An invisible disability is a physical, mental, or neurological condition that is not visible from the outside, yet can limit or challenge a person’s movements, senses, or activities. There are thousands of illnesses, disorders, diseases, dysfunctions, congenital disabilities, impairments, and injuries that can be debilitating.
The frequently invisible nature of illness and pain may lead to disbelief about that illness or pain by those surrounding the person who lives daily with invisible disabilities. This disbelief can lead to misunderstandings and rejection by friends, family, and health care providers. It may also lead to accusations of laziness or faking an illness.
Just because a person has a disability does not mean they are disabled. Many living with these challenges are still fully active in their work, families, sports, or hobbies. Some with disabilities can work full or part-time, but struggle to get through their day, with little or no energy for other things.

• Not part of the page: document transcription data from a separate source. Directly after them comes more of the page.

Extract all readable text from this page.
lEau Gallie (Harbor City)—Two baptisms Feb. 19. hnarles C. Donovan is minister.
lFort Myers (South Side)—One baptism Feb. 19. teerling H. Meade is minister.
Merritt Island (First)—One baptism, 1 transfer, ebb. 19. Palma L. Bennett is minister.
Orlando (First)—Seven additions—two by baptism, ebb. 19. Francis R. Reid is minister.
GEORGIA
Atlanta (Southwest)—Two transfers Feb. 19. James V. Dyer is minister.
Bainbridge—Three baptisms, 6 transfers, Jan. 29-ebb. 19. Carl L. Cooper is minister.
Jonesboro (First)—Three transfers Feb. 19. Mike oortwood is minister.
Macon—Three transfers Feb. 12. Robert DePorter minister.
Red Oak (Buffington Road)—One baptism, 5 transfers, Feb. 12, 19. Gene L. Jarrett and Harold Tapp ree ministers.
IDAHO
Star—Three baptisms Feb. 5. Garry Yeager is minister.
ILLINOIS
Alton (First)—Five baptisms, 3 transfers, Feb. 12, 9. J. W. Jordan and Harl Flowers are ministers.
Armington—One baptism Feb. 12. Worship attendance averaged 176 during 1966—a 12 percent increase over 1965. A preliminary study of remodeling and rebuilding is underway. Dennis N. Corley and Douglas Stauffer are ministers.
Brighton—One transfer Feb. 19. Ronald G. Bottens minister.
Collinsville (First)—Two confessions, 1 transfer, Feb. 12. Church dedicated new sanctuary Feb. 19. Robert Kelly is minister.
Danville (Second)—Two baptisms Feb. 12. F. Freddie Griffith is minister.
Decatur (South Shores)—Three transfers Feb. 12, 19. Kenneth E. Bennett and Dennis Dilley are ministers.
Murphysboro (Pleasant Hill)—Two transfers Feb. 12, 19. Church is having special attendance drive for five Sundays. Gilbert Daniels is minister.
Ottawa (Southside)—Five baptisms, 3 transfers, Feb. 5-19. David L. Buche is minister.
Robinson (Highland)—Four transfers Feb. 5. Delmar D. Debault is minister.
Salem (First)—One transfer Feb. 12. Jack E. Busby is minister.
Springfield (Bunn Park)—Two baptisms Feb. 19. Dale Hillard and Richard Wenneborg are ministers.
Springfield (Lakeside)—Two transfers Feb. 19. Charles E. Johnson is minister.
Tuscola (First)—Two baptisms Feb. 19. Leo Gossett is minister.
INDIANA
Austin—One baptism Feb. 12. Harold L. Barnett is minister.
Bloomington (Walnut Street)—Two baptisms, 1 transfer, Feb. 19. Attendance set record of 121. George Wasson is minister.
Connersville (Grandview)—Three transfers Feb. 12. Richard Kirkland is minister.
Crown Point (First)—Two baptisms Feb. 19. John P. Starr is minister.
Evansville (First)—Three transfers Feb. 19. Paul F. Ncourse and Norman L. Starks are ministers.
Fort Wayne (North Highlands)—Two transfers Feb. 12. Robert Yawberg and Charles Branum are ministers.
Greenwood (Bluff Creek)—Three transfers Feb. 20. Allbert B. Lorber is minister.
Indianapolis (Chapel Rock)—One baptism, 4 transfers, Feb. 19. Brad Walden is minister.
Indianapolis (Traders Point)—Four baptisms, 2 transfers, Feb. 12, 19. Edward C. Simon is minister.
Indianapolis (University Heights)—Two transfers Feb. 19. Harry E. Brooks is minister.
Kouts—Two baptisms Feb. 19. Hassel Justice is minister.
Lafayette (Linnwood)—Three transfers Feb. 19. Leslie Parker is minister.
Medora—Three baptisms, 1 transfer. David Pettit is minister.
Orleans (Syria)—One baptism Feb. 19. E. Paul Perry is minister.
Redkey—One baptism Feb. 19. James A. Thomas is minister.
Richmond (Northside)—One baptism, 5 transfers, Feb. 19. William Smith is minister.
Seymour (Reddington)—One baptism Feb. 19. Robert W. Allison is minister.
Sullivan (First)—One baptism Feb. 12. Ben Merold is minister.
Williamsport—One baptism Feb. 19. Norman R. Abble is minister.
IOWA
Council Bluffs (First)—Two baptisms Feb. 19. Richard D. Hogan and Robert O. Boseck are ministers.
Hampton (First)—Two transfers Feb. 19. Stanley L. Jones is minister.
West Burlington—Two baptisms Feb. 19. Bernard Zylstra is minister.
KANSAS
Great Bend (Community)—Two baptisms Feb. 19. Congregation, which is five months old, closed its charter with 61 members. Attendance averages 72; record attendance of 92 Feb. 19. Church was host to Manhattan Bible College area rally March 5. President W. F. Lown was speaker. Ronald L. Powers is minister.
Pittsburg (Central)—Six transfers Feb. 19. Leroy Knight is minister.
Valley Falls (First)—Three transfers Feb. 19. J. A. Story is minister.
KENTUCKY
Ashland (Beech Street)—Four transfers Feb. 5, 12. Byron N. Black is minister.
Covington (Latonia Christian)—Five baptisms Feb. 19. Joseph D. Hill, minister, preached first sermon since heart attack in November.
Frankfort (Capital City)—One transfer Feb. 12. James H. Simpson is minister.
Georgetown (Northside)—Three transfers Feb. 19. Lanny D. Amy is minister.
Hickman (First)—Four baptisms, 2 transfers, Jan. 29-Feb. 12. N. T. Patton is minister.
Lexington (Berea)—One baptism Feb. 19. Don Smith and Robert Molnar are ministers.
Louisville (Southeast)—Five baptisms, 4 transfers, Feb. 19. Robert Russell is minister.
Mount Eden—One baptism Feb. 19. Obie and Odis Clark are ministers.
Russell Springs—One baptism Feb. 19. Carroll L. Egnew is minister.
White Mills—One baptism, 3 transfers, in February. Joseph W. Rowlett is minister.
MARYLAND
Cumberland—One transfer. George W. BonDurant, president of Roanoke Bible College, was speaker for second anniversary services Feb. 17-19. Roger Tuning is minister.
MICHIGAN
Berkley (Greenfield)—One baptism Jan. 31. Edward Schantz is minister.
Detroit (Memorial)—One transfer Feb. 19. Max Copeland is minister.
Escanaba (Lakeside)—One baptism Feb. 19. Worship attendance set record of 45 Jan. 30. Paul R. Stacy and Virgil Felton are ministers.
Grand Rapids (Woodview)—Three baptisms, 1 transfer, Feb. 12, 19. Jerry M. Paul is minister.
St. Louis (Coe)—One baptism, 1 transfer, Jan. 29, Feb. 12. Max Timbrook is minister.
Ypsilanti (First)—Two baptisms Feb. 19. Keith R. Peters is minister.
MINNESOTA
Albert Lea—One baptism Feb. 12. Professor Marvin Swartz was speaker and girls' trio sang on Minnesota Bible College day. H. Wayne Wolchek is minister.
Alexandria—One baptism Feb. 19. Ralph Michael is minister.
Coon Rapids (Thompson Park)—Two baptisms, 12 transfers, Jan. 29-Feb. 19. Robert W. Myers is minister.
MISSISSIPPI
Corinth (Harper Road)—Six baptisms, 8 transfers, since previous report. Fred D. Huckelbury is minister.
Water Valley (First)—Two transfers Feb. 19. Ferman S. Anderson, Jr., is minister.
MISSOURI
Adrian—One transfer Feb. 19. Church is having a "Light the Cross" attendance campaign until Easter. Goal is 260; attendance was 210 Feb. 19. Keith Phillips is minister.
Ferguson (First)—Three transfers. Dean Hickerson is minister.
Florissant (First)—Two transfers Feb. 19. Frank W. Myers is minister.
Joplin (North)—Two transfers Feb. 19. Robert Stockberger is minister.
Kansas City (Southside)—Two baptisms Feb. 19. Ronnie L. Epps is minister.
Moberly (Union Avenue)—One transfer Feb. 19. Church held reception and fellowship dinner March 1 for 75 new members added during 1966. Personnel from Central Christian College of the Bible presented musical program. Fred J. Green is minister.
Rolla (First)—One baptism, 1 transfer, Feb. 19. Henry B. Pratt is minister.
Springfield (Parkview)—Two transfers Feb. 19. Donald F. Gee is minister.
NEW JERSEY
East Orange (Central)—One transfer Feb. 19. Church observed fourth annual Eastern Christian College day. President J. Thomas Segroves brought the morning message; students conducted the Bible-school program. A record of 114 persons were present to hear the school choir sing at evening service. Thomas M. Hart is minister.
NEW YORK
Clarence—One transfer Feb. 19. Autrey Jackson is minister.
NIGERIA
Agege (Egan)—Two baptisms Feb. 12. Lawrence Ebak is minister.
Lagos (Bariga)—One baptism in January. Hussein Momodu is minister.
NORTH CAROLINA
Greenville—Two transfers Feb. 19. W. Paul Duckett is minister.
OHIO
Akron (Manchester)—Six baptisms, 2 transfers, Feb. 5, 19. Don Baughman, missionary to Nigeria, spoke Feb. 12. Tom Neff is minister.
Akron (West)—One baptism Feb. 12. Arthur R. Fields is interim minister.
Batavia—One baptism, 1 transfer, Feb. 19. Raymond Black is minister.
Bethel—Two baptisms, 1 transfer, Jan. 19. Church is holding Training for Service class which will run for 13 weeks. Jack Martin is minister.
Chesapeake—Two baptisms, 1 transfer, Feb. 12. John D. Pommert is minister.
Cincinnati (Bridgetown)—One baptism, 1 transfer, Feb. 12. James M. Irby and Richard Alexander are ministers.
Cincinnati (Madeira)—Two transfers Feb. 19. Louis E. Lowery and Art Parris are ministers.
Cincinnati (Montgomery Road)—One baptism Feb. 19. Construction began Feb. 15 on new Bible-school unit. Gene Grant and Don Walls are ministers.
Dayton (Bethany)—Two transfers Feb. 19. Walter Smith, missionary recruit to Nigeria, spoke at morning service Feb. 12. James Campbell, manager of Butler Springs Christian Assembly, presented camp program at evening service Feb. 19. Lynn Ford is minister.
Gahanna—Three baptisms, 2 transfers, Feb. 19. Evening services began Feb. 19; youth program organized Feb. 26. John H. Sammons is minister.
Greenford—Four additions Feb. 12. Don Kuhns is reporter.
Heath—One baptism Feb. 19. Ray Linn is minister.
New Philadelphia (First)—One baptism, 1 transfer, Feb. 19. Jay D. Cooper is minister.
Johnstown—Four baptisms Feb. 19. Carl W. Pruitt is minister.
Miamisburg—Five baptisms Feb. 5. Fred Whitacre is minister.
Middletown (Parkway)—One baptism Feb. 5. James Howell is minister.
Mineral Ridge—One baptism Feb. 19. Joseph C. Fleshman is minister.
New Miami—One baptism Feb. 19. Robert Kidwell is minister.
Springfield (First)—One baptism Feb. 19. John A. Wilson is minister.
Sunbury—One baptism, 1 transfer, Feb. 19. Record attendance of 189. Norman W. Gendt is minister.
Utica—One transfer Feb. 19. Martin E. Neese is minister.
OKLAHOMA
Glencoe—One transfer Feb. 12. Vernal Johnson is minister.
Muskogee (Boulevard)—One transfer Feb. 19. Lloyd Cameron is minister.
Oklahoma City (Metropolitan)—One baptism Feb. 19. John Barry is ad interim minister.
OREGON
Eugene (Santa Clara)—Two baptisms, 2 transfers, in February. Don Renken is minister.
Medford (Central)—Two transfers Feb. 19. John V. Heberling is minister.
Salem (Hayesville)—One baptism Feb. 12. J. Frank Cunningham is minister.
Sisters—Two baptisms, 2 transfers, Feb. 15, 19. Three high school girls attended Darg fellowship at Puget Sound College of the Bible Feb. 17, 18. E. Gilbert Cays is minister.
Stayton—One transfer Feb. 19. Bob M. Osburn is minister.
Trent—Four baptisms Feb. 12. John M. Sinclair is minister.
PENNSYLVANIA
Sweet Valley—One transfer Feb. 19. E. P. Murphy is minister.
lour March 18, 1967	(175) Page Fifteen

Unfortunately, people often judge others by what they see and conclude a person can or cannot do something by the way they look. This attitude can be equally frustrating for those who may appear unable but are perfectly capable, as well as those who seem able, but are not.
The bottom line is that everyone with a disability is different, with varying challenges and needs, as well as abilities and attributes. Thus, we all should learn to listen with our ears instead of judging with our eyes. That is the reason we define invisible disability.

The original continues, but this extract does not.